Bishop Grant said, “she should also be charged with aiding, abetting and assisting in Rittenhouse’s crimes. He should not have turned himself into the authorities in Illinois. Rather, he should have turned himself into authorities where the crimes were committed, in Kenosha.”

Local officials have begun to comment since the release of the verdict on Friday, with State Senator Eddie Melton releasing a statement shortly after the verdict.

“It’s truly a disappointment to see our nation’s criminal justice system consistently fail to hold certain groups and individuals accountable when they commit acts of violence, including a double murder,” Melton said. “The ‘not guilty’ verdict that Kyle Rittenhouse received today was disheartening but not shocking.

“If a Black teen had crossed state lines with a weapon he was not legally allowed to have—to “protect property” that wasn’t his—shot at and hit people, and then approached police while armed, there would not have been a trial. That teen would have been shot by police in the street,” Melton said.

“For Kyle Rittenhouse to face no accountability for a litany of crimes is not justice.
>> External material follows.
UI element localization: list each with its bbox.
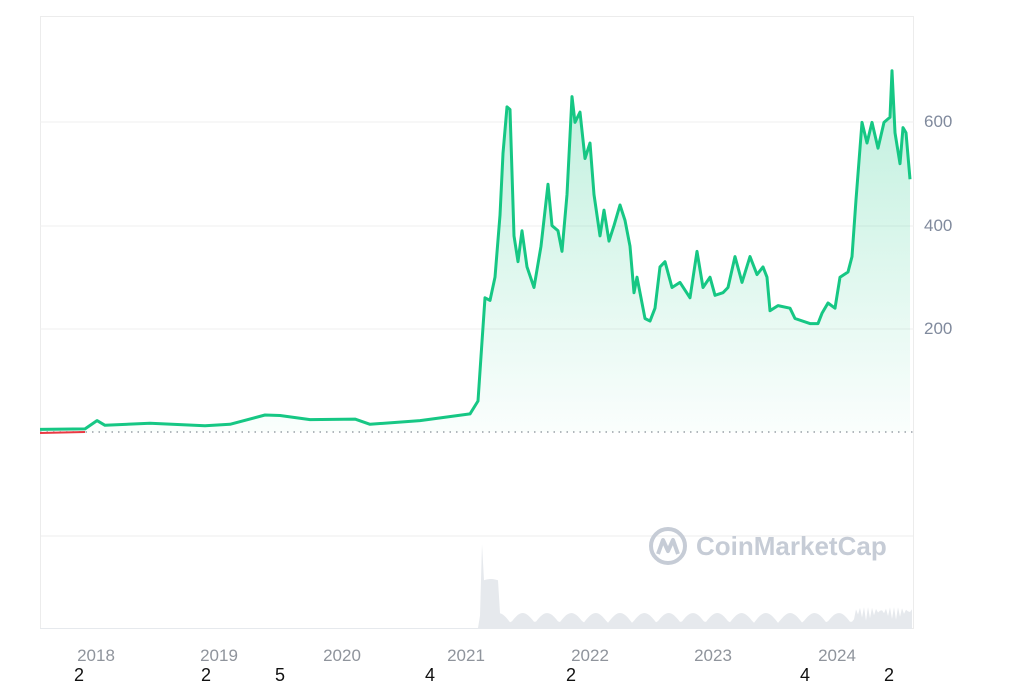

This verdict speaks volumes about who we are as a nation and clearly illustrates that we still have a long way to go before we see the justice and equality we deserve in our criminal justice system.”

Despite Melton being critical of the numerous systems which came together in this verdict, he was quick to point out changes that should be made in the future, and expressed concern that hope not be lost as he works to make sure that a Kyle Rittenhouse situation could not happen in the state of Indiana.

“We can and must do better as a nation when it comes to holding guilty parties responsible, especially in cases where lives are lost,” Melton said. “I hope to advance legislation next year to further address some of the pervasive issues in our state’s criminal justice system, and I urge my colleagues on both sides of the aisle to support my efforts as I prepare to roll out my legislative agenda. In our state and country, we must remain active in the fight to combat injustice and inequality in our judicial system.”